The ads here are much the same as we have. An ad might show someone sneezing or coughing. Next scene they take some medicine. And before the ad has ended, there they are again, happy and healthy. The same happens with a stomach upset.

In Western countries we have the benefit of consumer information that enables us to balance the education from the advertisers with facts. We know we have other choices. But of course most of us are literate. The information is available and we have the ability to read it.

Not so here in Cambodia. The illiteracy rate (in Khmer language) for males over 15 is around 40%. For females it is around 80%. Even if the information was readily available the average Cambodian would have trouble reading it. And so they are educated by the advertisers.

I like to think I am a small part of the solution. I have come to realize that teaching English is only a part of what I can offer my students. In fact English is simply a medium that I can use to help them acquire a broader general knowledge. We can learn English from a text book and learn subjects the publishers feel make the learning interesting. Or we can prepare our own materials and study, for example, water purification.

But I am only one person. I have a total of around fifty students. How much impact can that make? I'm sure it makes a difference to those fifty people but it is a drop in the ocean.
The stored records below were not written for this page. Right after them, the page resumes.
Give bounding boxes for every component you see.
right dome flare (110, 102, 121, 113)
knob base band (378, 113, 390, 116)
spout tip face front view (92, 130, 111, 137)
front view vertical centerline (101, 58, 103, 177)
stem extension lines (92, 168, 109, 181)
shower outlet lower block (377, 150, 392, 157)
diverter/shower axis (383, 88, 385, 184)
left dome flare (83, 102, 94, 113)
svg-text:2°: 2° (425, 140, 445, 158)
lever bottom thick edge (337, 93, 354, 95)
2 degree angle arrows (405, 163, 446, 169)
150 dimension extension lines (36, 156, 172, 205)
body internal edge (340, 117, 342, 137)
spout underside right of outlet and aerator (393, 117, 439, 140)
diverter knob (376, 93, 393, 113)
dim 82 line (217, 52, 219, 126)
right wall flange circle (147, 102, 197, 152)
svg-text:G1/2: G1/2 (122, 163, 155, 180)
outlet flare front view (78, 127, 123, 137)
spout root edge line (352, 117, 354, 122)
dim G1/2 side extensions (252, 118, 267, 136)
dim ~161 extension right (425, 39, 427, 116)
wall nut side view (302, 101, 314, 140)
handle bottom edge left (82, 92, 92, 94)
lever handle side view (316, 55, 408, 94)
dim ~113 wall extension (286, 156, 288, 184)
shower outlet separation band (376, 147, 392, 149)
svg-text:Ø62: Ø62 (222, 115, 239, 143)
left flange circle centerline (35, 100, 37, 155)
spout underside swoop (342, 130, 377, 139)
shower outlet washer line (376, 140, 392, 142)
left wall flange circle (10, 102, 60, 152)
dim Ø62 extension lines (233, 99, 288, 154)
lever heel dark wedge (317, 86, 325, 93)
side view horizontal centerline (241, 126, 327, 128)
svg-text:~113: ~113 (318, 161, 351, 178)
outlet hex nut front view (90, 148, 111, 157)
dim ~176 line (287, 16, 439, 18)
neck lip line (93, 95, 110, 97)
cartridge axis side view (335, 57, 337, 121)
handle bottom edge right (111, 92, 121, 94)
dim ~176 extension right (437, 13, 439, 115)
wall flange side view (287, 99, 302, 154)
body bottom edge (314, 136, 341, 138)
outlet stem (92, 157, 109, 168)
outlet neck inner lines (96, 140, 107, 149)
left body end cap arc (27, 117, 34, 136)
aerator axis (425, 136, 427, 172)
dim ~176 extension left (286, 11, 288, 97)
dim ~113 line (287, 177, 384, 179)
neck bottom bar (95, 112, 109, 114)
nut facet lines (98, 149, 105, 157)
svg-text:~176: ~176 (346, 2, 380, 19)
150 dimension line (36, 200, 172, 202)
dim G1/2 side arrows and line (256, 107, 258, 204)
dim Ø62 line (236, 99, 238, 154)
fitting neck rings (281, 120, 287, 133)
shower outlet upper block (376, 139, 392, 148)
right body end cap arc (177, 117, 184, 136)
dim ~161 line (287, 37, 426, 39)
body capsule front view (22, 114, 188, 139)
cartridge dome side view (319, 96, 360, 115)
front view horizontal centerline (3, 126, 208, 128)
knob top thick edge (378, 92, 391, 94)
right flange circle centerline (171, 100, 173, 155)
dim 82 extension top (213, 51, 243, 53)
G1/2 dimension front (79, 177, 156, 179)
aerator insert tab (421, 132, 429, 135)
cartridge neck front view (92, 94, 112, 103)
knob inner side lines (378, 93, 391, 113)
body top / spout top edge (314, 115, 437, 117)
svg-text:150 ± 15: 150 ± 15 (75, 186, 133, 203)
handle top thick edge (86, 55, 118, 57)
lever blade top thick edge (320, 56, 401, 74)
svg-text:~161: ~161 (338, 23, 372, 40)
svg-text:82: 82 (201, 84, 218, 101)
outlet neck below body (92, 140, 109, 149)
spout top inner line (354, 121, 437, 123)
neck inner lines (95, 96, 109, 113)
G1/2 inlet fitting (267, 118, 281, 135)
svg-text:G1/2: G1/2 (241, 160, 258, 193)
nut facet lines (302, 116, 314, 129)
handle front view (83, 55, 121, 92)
My dream is that I might inspire others to do something similar. Every year there must be thousands of Australian teachers who retire. If even 100 of them came and spent two months in Cambodia teaching English, that's 5,000 people who are directly affected. Of course these people will spread their knowledge and many more will be indirectly affected.

Cambodia is not the easiest place to live. I'm sure it's not everyone's cup of tea. But for volunteers who are prepared to put up with a little hardship I'm sure they will have a rewarding time that will give them many fond memories.